Veo como Mariah y los demás recogen del suelo las mantas que habían instalado para pasar un buen rato y frustrada, llevo mis manos a mis cabellos y gruño, poniéndome de cuclillas mientras hago fuerza para que el viento no me tire. Ya nada es igual, no es suficiente con lo que ya han tomado de nosotros hasta ahora.

—Vamos, Hanna —Paul toma mi brazo y me guía en una corrida hasta nuestro condominio. La brisa no para y esquivando los pequeños tornados que se forman a nuestro alrededor, llegamos hasta las casas. Me despido de Mariah y de los demás mientras corren hacia sus hogares, siendo aplacados por el atisbo de las caídas de los postes de luz y hago lo mismo, entre gritos de horror y frustración. Paul toma mi mano con fuerza y ambos corremos lo más que podemos para llegar a nuestras casas al final de la calle, observando como las personas cierran sus puertas y esperan a que la vida se vaya de Los Rosales.
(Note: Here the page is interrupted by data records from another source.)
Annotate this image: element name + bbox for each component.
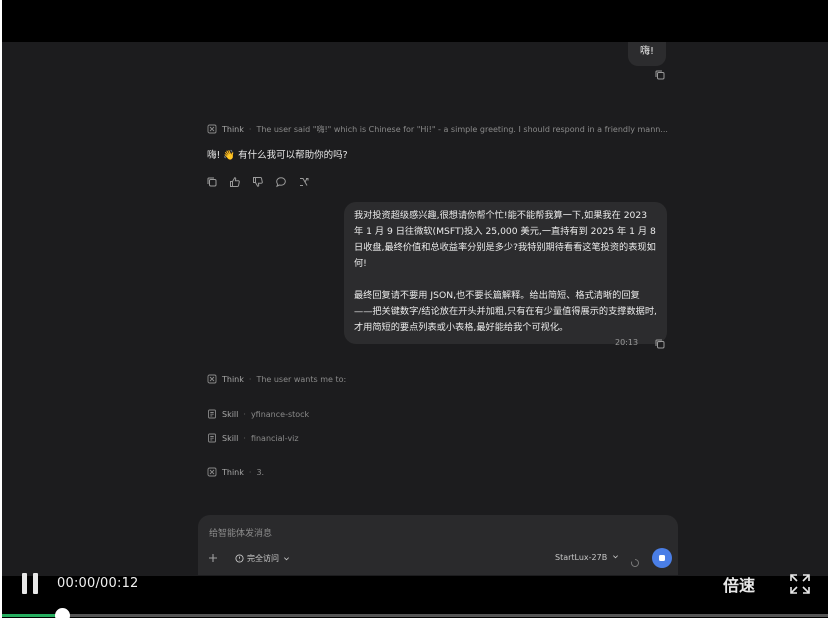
reply-actions [206, 176, 310, 188]
fullscreen-icon[interactable] [789, 573, 811, 595]
model-selector[interactable]: StartLux-27B [555, 553, 619, 562]
think-label: Think [222, 124, 244, 134]
think-label: Think [222, 467, 244, 477]
message-timestamp: 20:13 [615, 338, 639, 347]
progress-knob[interactable] [55, 608, 70, 618]
comment-icon[interactable] [275, 176, 287, 188]
user-message-question: 我对投资超级感兴趣,很想请你帮个忙!能不能帮我算一下,如果我在 2023 年 1… [344, 202, 667, 344]
stop-icon [659, 555, 665, 561]
model-label: StartLux-27B [555, 553, 608, 562]
think-icon [207, 124, 217, 134]
skill-label: Skill [222, 433, 239, 443]
video-letterbox-top [2, 0, 828, 42]
stop-button[interactable] [652, 548, 672, 568]
access-label: 完全访问 [247, 554, 279, 563]
copy-icon[interactable] [206, 176, 218, 188]
separator: · [248, 124, 252, 134]
think-text: The user wants me to: [256, 374, 347, 384]
skill-icon [207, 409, 217, 419]
question-paragraph-2: 最终回复请不要用 JSON,也不要长篇解释。给出简短、格式清晰的回复——把关键数… [354, 290, 657, 333]
message-input[interactable]: 给智能体发消息 [209, 526, 272, 539]
think-text: 3. [256, 467, 265, 477]
think-icon [207, 374, 217, 384]
think-text: The user said "嗨!" which is Chinese for … [256, 124, 668, 134]
copy-icon[interactable] [654, 338, 666, 350]
think-label: Think [222, 374, 244, 384]
shield-icon [235, 554, 244, 563]
plus-icon[interactable] [207, 552, 219, 564]
skill-row[interactable]: Skill · yfinance-stock [207, 408, 309, 420]
separator: · [243, 409, 246, 419]
separator: · [248, 467, 252, 477]
think-row[interactable]: Think · The user wants me to: [207, 373, 346, 385]
think-row[interactable]: Think · The user said "嗨!" which is Chin… [207, 123, 668, 135]
progress-fill [2, 614, 62, 617]
speed-button[interactable]: 倍速 [723, 572, 755, 596]
pause-bar [33, 573, 38, 594]
assistant-reply: 嗨! 👋 有什么我可以帮助你的吗? [207, 150, 348, 161]
question-paragraph-1: 我对投资超级感兴趣,很想请你帮个忙!能不能帮我算一下,如果我在 2023 年 1… [354, 210, 656, 269]
video-frame: 嗨! Think · The user said "嗨!" which is C… [2, 0, 828, 618]
chat-screen: 嗨! Think · The user said "嗨!" which is C… [2, 42, 828, 576]
chevron-down-icon [283, 555, 290, 562]
copy-icon[interactable] [654, 69, 666, 81]
separator: · [248, 374, 252, 384]
thumbs-down-icon[interactable] [252, 176, 264, 188]
skill-label: Skill [222, 409, 239, 419]
separator: · [243, 433, 246, 443]
skill-row[interactable]: Skill · financial-viz [207, 432, 299, 444]
playback-time: 00:00/00:12 [57, 576, 139, 591]
pause-button[interactable] [20, 573, 42, 595]
user-message-text: 嗨! [640, 46, 655, 57]
branch-icon[interactable] [298, 176, 310, 188]
loading-icon [630, 553, 640, 567]
think-icon [207, 467, 217, 477]
skill-name: financial-viz [250, 433, 299, 443]
progress-bar[interactable] [2, 608, 828, 618]
pause-bar [22, 573, 27, 594]
thumbs-up-icon[interactable] [229, 176, 241, 188]
skill-icon [207, 433, 217, 443]
user-message-greeting: 嗨! [628, 42, 667, 66]
access-selector[interactable]: 完全访问 [235, 553, 290, 564]
think-row[interactable]: Think · 3. [207, 466, 264, 478]
skill-name: yfinance-stock [250, 409, 310, 419]
video-controls: 00:00/00:12 倍速 [2, 566, 828, 618]
chevron-down-icon [612, 553, 619, 562]
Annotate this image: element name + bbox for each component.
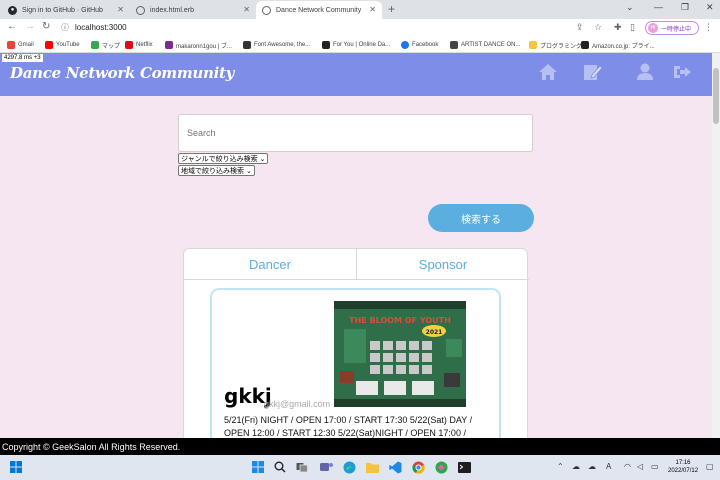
poster-title: THE BLOOM OF YOUTH <box>349 316 451 325</box>
globe-icon <box>262 5 271 15</box>
menu-icon[interactable]: ⋮ <box>704 22 713 33</box>
bookmark-facebook[interactable]: Facebook <box>401 39 438 51</box>
site-footer: Copyright © GeekSalon All Rights Reserve… <box>0 438 720 455</box>
chrome-icon[interactable] <box>410 459 426 475</box>
edit-icon[interactable] <box>583 63 603 81</box>
search-button[interactable]: 検索する <box>428 204 534 232</box>
close-icon[interactable]: ✕ <box>117 5 124 14</box>
windows-taskbar <box>0 455 720 480</box>
bookmark-foryou[interactable]: For You | Online Da... <box>322 39 390 51</box>
netflix-icon <box>125 41 133 49</box>
address-bar[interactable]: localhost:3000 <box>75 23 127 32</box>
maximize-icon[interactable]: ❐ <box>681 2 689 13</box>
bookmark-gmail[interactable]: Gmail <box>7 39 34 51</box>
forward-icon[interactable]: → <box>25 21 35 32</box>
home-icon[interactable] <box>538 63 558 81</box>
folder-icon <box>529 41 537 49</box>
copyright-text: Copyright © GeekSalon All Rights Reserve… <box>2 441 181 452</box>
dancer-email: gkkj@gmail.com <box>264 399 331 409</box>
gmail-icon <box>7 41 15 49</box>
amazon-icon <box>581 41 589 49</box>
bookmark-makaronn[interactable]: makaronn1gou | ブ... <box>165 39 232 51</box>
dancer-description: 5/21(Fri) NIGHT / OPEN 17:00 / START 17:… <box>224 415 473 438</box>
fontawesome-icon <box>243 41 251 49</box>
vscode-icon[interactable] <box>387 459 403 475</box>
task-view-icon[interactable] <box>294 459 310 475</box>
facebook-icon <box>401 41 409 49</box>
close-icon[interactable]: ✕ <box>369 5 376 14</box>
teams-icon[interactable] <box>318 459 334 475</box>
bookmark-maps[interactable]: マップ <box>91 39 120 51</box>
bookmark-amazon[interactable]: Amazon.co.jp: プライ... <box>581 39 655 51</box>
bookmark-fontawesome[interactable]: Font Awesome, the... <box>243 39 310 51</box>
globe-icon <box>136 5 145 15</box>
avatar: HI <box>648 23 658 33</box>
tab-dancer[interactable]: Dancer <box>184 249 356 279</box>
area-select[interactable]: 地域で絞り込み検索 ⌄ <box>178 165 255 176</box>
notification-icon[interactable]: ▢ <box>706 462 714 471</box>
close-window-icon[interactable]: ✕ <box>706 2 714 13</box>
poster-year: 2021 <box>426 329 443 336</box>
bookmark-artist-dance[interactable]: ARTIST DANCE ON... <box>450 39 520 51</box>
perf-overlay: 4297.8 ms +3 <box>2 54 43 62</box>
site-logo[interactable]: Dance Network Community <box>10 64 234 82</box>
reload-icon[interactable]: ↻ <box>42 21 50 32</box>
share-icon[interactable]: ⇪ <box>576 22 584 33</box>
tab-index-erb[interactable]: index.html.erb ✕ <box>130 1 256 19</box>
new-tab-button[interactable]: + <box>388 2 395 16</box>
chevron-down-icon: ⌄ <box>257 155 266 163</box>
extensions-icon[interactable]: ✚ <box>614 22 622 33</box>
back-icon[interactable]: ← <box>7 21 17 32</box>
chevron-down-icon: ⌄ <box>244 167 252 175</box>
search-icon[interactable] <box>272 459 288 475</box>
bookmark-site-icon <box>165 41 173 49</box>
taskbar-clock[interactable]: 17:16 2022/07/12 <box>668 459 698 475</box>
start-icon[interactable] <box>250 459 266 475</box>
bookmark-youtube[interactable]: YouTube <box>45 39 80 51</box>
minimize-icon[interactable]: — <box>654 2 663 12</box>
cloud-sync-icon[interactable]: ☁ <box>588 462 596 471</box>
star-icon[interactable]: ☆ <box>594 22 602 33</box>
cloud-icon[interactable]: ☁ <box>572 462 580 471</box>
bookmark-site-icon <box>322 41 330 49</box>
bookmark-site-icon <box>450 41 458 49</box>
chevron-down-icon[interactable]: ⌄ <box>626 2 634 13</box>
youtube-icon <box>45 41 53 49</box>
terminal-icon[interactable] <box>456 459 472 475</box>
tab-underline <box>184 279 529 280</box>
logout-icon[interactable] <box>672 63 692 81</box>
sidepanel-icon[interactable]: ▯ <box>630 22 635 33</box>
ime-indicator[interactable]: A <box>606 462 611 471</box>
github-icon: ● <box>8 5 17 15</box>
chevron-up-icon[interactable]: ⌃ <box>557 462 564 471</box>
user-icon[interactable] <box>636 63 654 81</box>
windows-start-icon[interactable] <box>8 459 24 475</box>
search-input[interactable] <box>178 114 533 152</box>
tab-sponsor[interactable]: Sponsor <box>357 249 529 279</box>
bookmark-netflix[interactable]: Netflix <box>125 39 153 51</box>
app-icon[interactable] <box>433 459 449 475</box>
wifi-icon[interactable]: ◠ <box>624 462 631 471</box>
event-poster-image: THE BLOOM OF YOUTH 2021 <box>334 301 466 407</box>
info-icon[interactable]: ⓘ <box>61 22 69 33</box>
bookmark-programming[interactable]: プログラミング <box>529 39 582 51</box>
battery-icon[interactable]: ▭ <box>651 462 659 471</box>
tab-dance-network[interactable]: Dance Network Community ✕ <box>256 1 382 19</box>
poster-graphic: THE BLOOM OF YOUTH 2021 <box>334 301 466 407</box>
scrollbar-thumb[interactable] <box>713 68 719 124</box>
explorer-icon[interactable] <box>364 459 380 475</box>
tab-github[interactable]: ● Sign in to GitHub · GitHub ✕ <box>2 1 130 19</box>
maps-icon <box>91 41 99 49</box>
genre-select[interactable]: ジャンルで絞り込み検索 ⌄ <box>178 153 269 164</box>
speaker-icon[interactable]: ◁ <box>637 462 643 471</box>
edge-icon[interactable] <box>341 459 357 475</box>
profile-button[interactable]: HI 一時停止中 <box>645 21 699 35</box>
close-icon[interactable]: ✕ <box>243 5 250 14</box>
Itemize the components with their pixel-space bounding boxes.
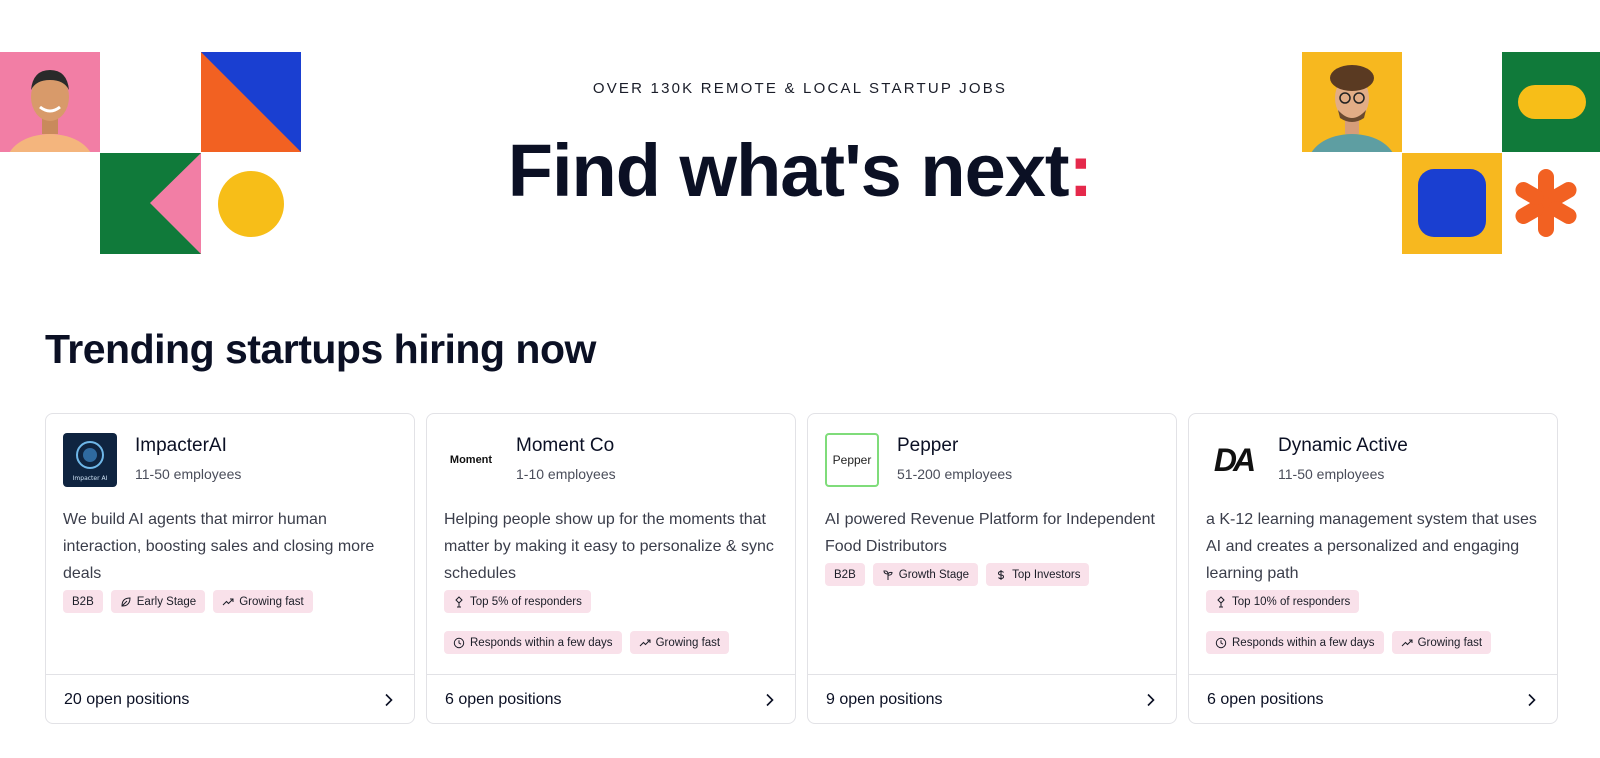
- chevron-right-icon: [1147, 693, 1155, 706]
- chevron-right-icon: [385, 693, 393, 706]
- leaf-icon: [121, 596, 131, 607]
- company-logo: DA: [1206, 433, 1260, 487]
- sprout-icon: [883, 569, 893, 580]
- company-logo-text: DA: [1213, 441, 1256, 478]
- company-size: 11-50 employees: [1278, 466, 1385, 482]
- tag: Growth Stage: [872, 563, 979, 586]
- company-description: a K-12 learning management system that u…: [1206, 511, 1537, 582]
- clock-icon: [453, 637, 465, 648]
- company-name[interactable]: Moment Co: [516, 435, 614, 457]
- chevron-right-icon: [766, 693, 774, 706]
- open-positions-text: 6 open positions: [445, 690, 562, 708]
- company-description: Helping people show up for the moments t…: [444, 511, 774, 582]
- hero-title-text: Find what's next: [507, 129, 1070, 212]
- startup-card[interactable]: DA Dynamic Active 11-50 employees a K-12…: [1188, 413, 1558, 724]
- award-icon: [1217, 595, 1225, 607]
- tag-list: Top 5% of responders Responds within a f…: [444, 590, 789, 654]
- tag: B2B: [825, 563, 865, 586]
- company-logo-text: Moment: [449, 454, 493, 466]
- open-positions-link[interactable]: 6 open positions: [427, 674, 795, 724]
- open-positions-link[interactable]: 6 open positions: [1189, 674, 1557, 724]
- tag: Responds within a few days: [444, 631, 622, 654]
- startup-card[interactable]: Moment Moment Co 1-10 employees Helping …: [426, 413, 796, 724]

Aparto el cabello que se pega a mi rostro para poder ver parte de mi camino y de un momento a otro soy empujada al césped de una de las casas por Paul y le escucho gritar: —¡Al suelo, al suelo!— asustada me dejo caer boca abajo junto a él mientras diviso como un árbol seco impacta la casa a unos pasos más de donde íbamos.

Lo miro, nos miramos, y este me jala del brazo para levantarnos y avanzar. Cuando llegamos a mi casa nos refugiamos en el techado de la terraza y sin poder evitarlo me aferro a su cuerpo en un abrazo mientras tiemblo de miedo.

—Tranquila, Hanna, tranquila. Todo estará bien —miente para calmarme y asiento mientras me separo de su cuerpo.

—Ciao —me despido con una mano y él se acerca para darme un beso en la mejilla antes de lanzarse a su casa a un lado. Cierro los ojos por la sensación y recuerdo que no traje las llaves para entrar por la puerta. Me apresuro a correr por el lateral hasta llegar a la ventana de mi habitación y me lanzo.